Há duas questões imperativas para uma efetiva tentativa de superação do racismo no Brasil: a primeira é que não basta não ser racista, é preciso ser antirracista; a segunda é que a luta contra o racismo e o preconceito não é coisa de negro, mas uma luta de todos nós, de qualquer um que se indigne com qualquer forma de injustiça, sobretudo nos turbulentos dias atuais.
“A escravidão permanecerá por muito tempo como a característica nacional do Brasil”, escreveu Joaquim Nabuco, mais de século depois musicado por Caetano Veloso. A abolição da escravidão, em 13 de maio de 1988, não libertou, de fato, as pessoas escravizadas, vindas da mãe África. Empurrou os negros aos guetos, sem terra para produzir ou qualquer outra condição de trabalho.
Ou seja: exatamente como continua acontecendo até hoje, quando negros têm menor grau de escolaridade (em todos os níveis) e, consequentemente, menos oportunidades que brancos, ganham menos, têm menos acesso a políticas públicas e direitos sociais e são maioria absoluta da população carcerária brasileira.
O Canal Curta! estreia hoje (24), às 22h30 o documentário “Sobre sonhos e liberdade” [2020, 70 min.], coprodução Brasil-Portugal, dirigido pelos cineastas Márcia Paraíso e Francisco Colombo. O filme chega em momento oportuno, enriquecendo o debate, configurando-se em importante peça pedagógica, sem panfletarismo, discutindo questões fundamentais, com a alegria e a leveza características do povo brasileiro – embora haja controvérsias: a eleição do presidente de extrema-direita Jair Bolsonaro em 2018 descortinou as chagas da violência e do ódio e, com o estímulo de seus gestos e discursos irresponsáveis, levou o país a retroceder enquanto sociedade.
Se Paraíso e Colombo são cineastas brancos, não querem, no entanto, tomar o lugar de fala de ninguém: todos os personagens que comparecem à tela são negros, sem qualquer nível de hierarquização entre intelectuais, artistas e populares. Rodado no Recôncavo Baiano, berço do samba de roda e lugar de forte herança africana, o filme visita comunidades quilombolas e diversas manifestações culturais populares, entre mais e menos conhecidas.

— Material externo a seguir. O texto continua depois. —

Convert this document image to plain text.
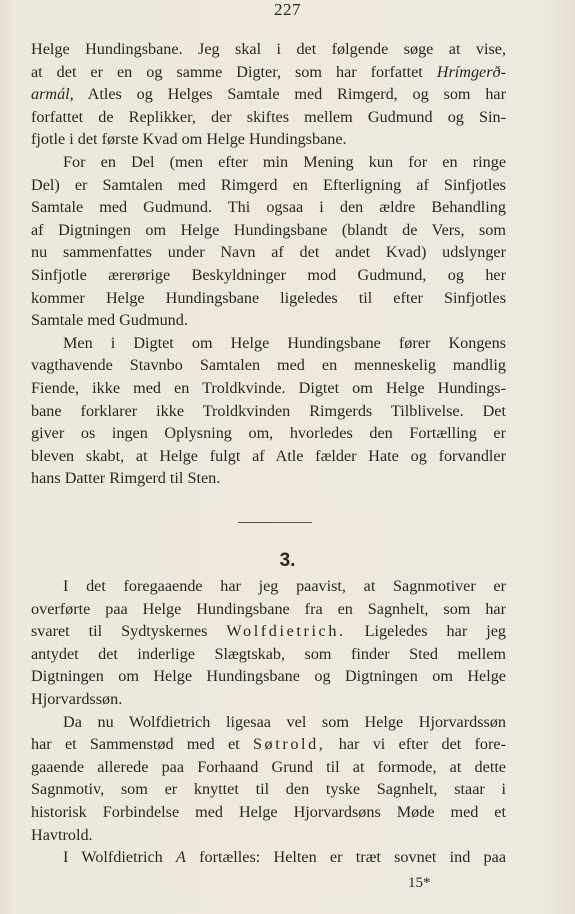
227
Helge Hundingsbane. Jeg skal i det følgende søge at vise,
at det er en og samme Digter, som har forfattet Hrímgerð-
armál, Atles og Helges Samtale med Rimgerd, og som har
forfattet de Replikker, der skiftes mellem Gudmund og Sin-
fjotle i det første Kvad om Helge Hundingsbane.
For en Del (men efter min Mening kun for en ringe
Del) er Samtalen med Rimgerd en Efterligning af Sinfjotles
Samtale med Gudmund. Thi ogsaa i den ældre Behandling
af Digtningen om Helge Hundingsbane (blandt de Vers, som
nu sammenfattes under Navn af det andet Kvad) udslynger
Sinfjotle ærerørige Beskyldninger mod Gudmund, og her
kommer Helge Hundingsbane ligeledes til efter Sinfjotles
Samtale med Gudmund.
Men i Digtet om Helge Hundingsbane fører Kongens
vagthavende Stavnbo Samtalen med en menneskelig mandlig
Fiende, ikke med en Troldkvinde. Digtet om Helge Hundings-
bane forklarer ikke Troldkvinden Rimgerds Tilblivelse. Det
giver os ingen Oplysning om, hvorledes den Fortælling er
bleven skabt, at Helge fulgt af Atle fælder Hate og forvandler
hans Datter Rimgerd til Sten.
3.
I det foregaaende har jeg paavist, at Sagnmotiver er
overførte paa Helge Hundingsbane fra en Sagnhelt, som har
svaret til Sydtyskernes Wolfdietrich. Ligeledes har jeg
antydet det inderlige Slægtskab, som finder Sted mellem
Digtningen om Helge Hundingsbane og Digtningen om Helge
Hjorvardssøn.
Da nu Wolfdietrich ligesaa vel som Helge Hjorvardssøn
har et Sammenstød med et Søtrold, har vi efter det fore-
gaaende allerede paa Forhaand Grund til at formode, at dette
Sagnmotiv, som er knyttet til den tyske Sagnhelt, staar i
historisk Forbindelse med Helge Hjorvardsøns Møde med et
Havtrold.
I Wolfdietrich A fortælles: Helten er træt sovnet ind paa
15*
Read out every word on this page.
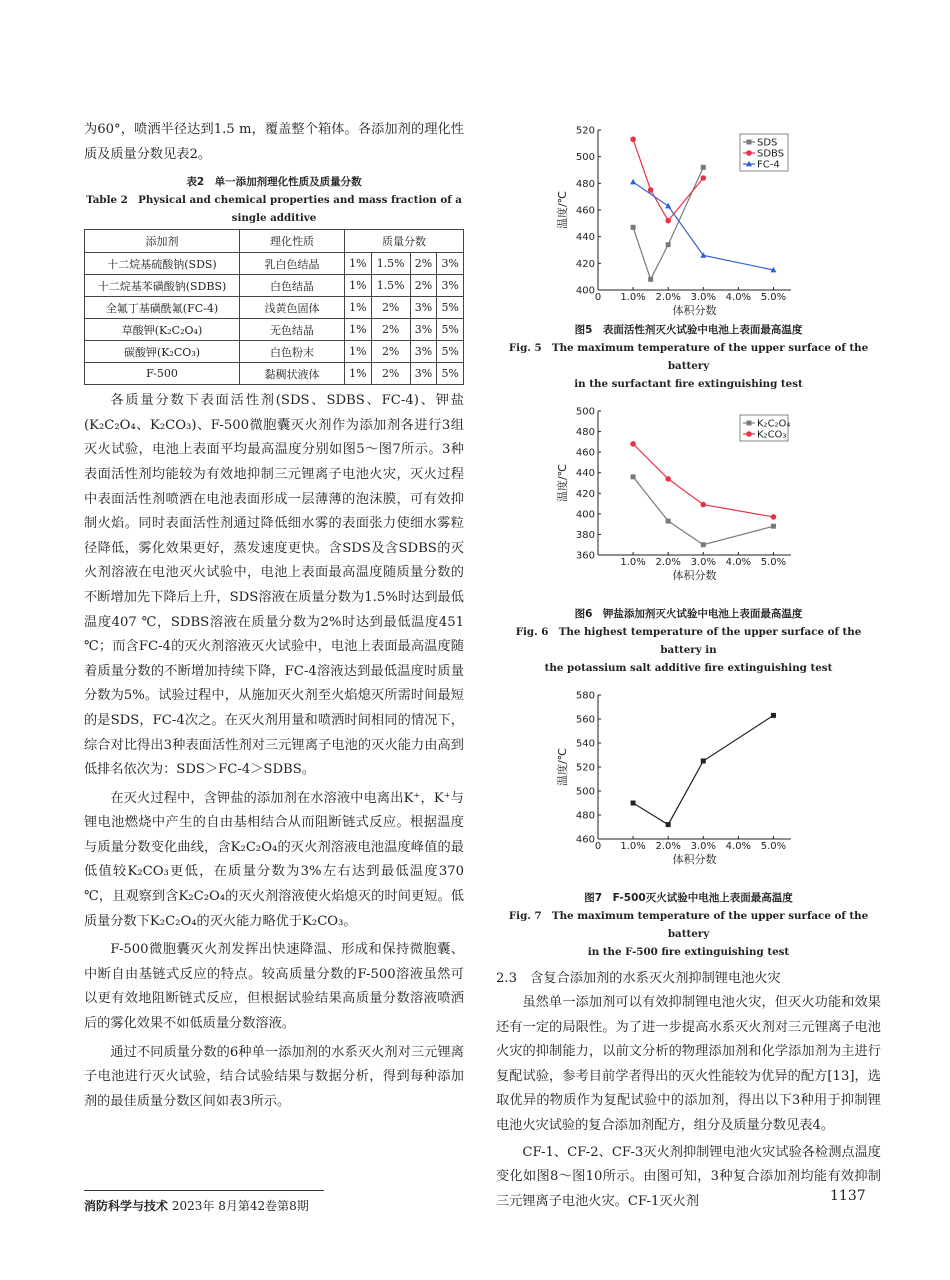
为60°，喷洒半径达到1.5 m，覆盖整个箱体。各添加剂的理化性质及质量分数见表2。

表2　单一添加剂理化性质及质量分数
Table 2　Physical and chemical properties and mass fraction of a
single additive
添加剂	理化性质	质量分数			
十二烷基硫酸钠(SDS)	乳白色结晶	1%	1.5%	2%	3%
十二烷基苯磺酸钠(SDBS)	白色结晶	1%	1.5%	2%	3%
全氟丁基磺酰氟(FC-4)	浅黄色固体	1%	2%	3%	5%
草酸钾(K₂C₂O₄)	无色结晶	1%	2%	3%	5%
碳酸钾(K₂CO₃)	白色粉末	1%	2%	3%	5%
F-500	黏稠状液体	1%	2%	3%	5%

各质量分数下表面活性剂(SDS、SDBS、FC-4)、钾盐(K₂C₂O₄、K₂CO₃)、F-500微胞囊灭火剂作为添加剂各进行3组灭火试验，电池上表面平均最高温度分别如图5～图7所示。3种表面活性剂均能较为有效地抑制三元锂离子电池火灾，灭火过程中表面活性剂喷洒在电池表面形成一层薄薄的泡沫膜，可有效抑制火焰。同时表面活性剂通过降低细水雾的表面张力使细水雾粒径降低，雾化效果更好，蒸发速度更快。含SDS及含SDBS的灭火剂溶液在电池灭火试验中，电池上表面最高温度随质量分数的不断增加先下降后上升，SDS溶液在质量分数为1.5%时达到最低温度407 ℃，SDBS溶液在质量分数为2%时达到最低温度451 ℃；而含FC-4的灭火剂溶液灭火试验中，电池上表面最高温度随着质量分数的不断增加持续下降，FC-4溶液达到最低温度时质量分数为5%。试验过程中，从施加灭火剂至火焰熄灭所需时间最短的是SDS，FC-4次之。在灭火剂用量和喷洒时间相同的情况下，综合对比得出3种表面活性剂对三元锂离子电池的灭火能力由高到低排名依次为：SDS＞FC-4＞SDBS。

在灭火过程中，含钾盐的添加剂在水溶液中电离出K⁺，K⁺与锂电池燃烧中产生的自由基相结合从而阻断链式反应。根据温度与质量分数变化曲线，含K₂C₂O₄的灭火剂溶液电池温度峰值的最低值较K₂CO₃更低，在质量分数为3%左右达到最低温度370 ℃，且观察到含K₂C₂O₄的灭火剂溶液使火焰熄灭的时间更短。低质量分数下K₂C₂O₄的灭火能力略优于K₂CO₃。

F-500微胞囊灭火剂发挥出快速降温、形成和保持微胞囊、中断自由基链式反应的特点。较高质量分数的F-500溶液虽然可以更有效地阻断链式反应，但根据试验结果高质量分数溶液喷洒后的雾化效果不如低质量分数溶液。

通过不同质量分数的6种单一添加剂的水系灭火剂对三元锂离子电池进行灭火试验，结合试验结果与数据分析，得到每种添加剂的最佳质量分数区间如表3所示。

400
420
440
460
480
500
520
0 1.0% 2.0% 3.0% 4.0% 5.0%
体积分数
温度/℃
SDS
SDBS
FC-4
图5　表面活性剂灭火试验中电池上表面最高温度
Fig. 5　The maximum temperature of the upper surface of the battery
in the surfactant fire extinguishing test
360
380
400
420
440
460
480
500
1.0% 2.0% 3.0% 4.0% 5.0%
体积分数
温度/℃
K₂C₂O₄
K₂CO₃
图6　钾盐添加剂灭火试验中电池上表面最高温度
Fig. 6　The highest temperature of the upper surface of the battery in
the potassium salt additive fire extinguishing test
460
480
500
520
540
560
580
0 1.0% 2.0% 3.0% 4.0% 5.0%
体积分数
温度/℃
图7　F-500灭火试验中电池上表面最高温度
Fig. 7　The maximum temperature of the upper surface of the battery
in the F-500 fire extinguishing test
2.3　含复合添加剂的水系灭火剂抑制锂电池火灾

虽然单一添加剂可以有效抑制锂电池火灾，但灭火功能和效果还有一定的局限性。为了进一步提高水系灭火剂对三元锂离子电池火灾的抑制能力，以前文分析的物理添加剂和化学添加剂为主进行复配试验，参考目前学者得出的灭火性能较为优异的配方[13]，选取优异的物质作为复配试验中的添加剂，得出以下3种用于抑制锂电池火灾试验的复合添加剂配方，组分及质量分数见表4。

CF-1、CF-2、CF-3灭火剂抑制锂电池火灾试验各检测点温度变化如图8～图10所示。由图可知，3种复合添加剂均能有效抑制三元锂离子电池火灾。CF-1灭火剂

消防科学与技术 2023年 8月第42卷第8期
1137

A narrativa é conduzida pelo depoimento de Mateus Aleluia (ex-Os Tincoãs), lenda vida da música e da cultura popular brasileiras. Um senhor altivo e sereno, que conversa empunhando seu violão, dentro de um terreiro. “Só sei que eu sou negro por que tem pessoas que não são negras; só sei que eu sou gordinho, por que tem pessoas mais magras; só sei que eu não sou baixinho por que tem pessoas mais baixas do que eu, como tem pessoas mais altas; a nossa mente é comparativa”, diz, sábio, nunca a justificar qualquer tipo de discriminação. A lição possível é (por mais óbvio que possa parecer): as diferenças existem e precisamos conviver com elas, com respeito e harmonia. Ninguém é melhor do que ninguém nem deve ser assim considerado pela cor de sua pele, altura, peso ou qualquer outra característica.
“Não basta libertar o outro simplesmente pela lei, precisava depois, imediatamente, inventar, incrementar políticas de inclusão na sociedade; essas políticas vêm como? Eles têm que ter acesso a terra, para produzir, para sua economia de sobrevivência, eles deviam ter direito a educação, para serem preparados para entrar no mercado livre para concorrer com os imigrantes europeus que vieram, porque já era uma outra forma da economia, uma economia com outra forma de produção, de industrialização; eles não foram preparados para serem incluídos; então as desigualdades que já começam com a escravidão e depois da escravidão tem esse legado negativo, precisava políticas de inclusão na sociedade”, afirma, numa das passagens, o antropólogo Kabengele Munanga, autor de “Origens africanas do Brasil contemporâneo” (2009).
Sonhos e liberdade são estados de espírito que não podem e não devem nunca ser cassados.
Após a exibição de estreia, hoje, “Sobre sonhos e liberdade” terá várias reprises no Curta! e ficará disponível na plataforma de video on demand Tamanduá TV, do canal.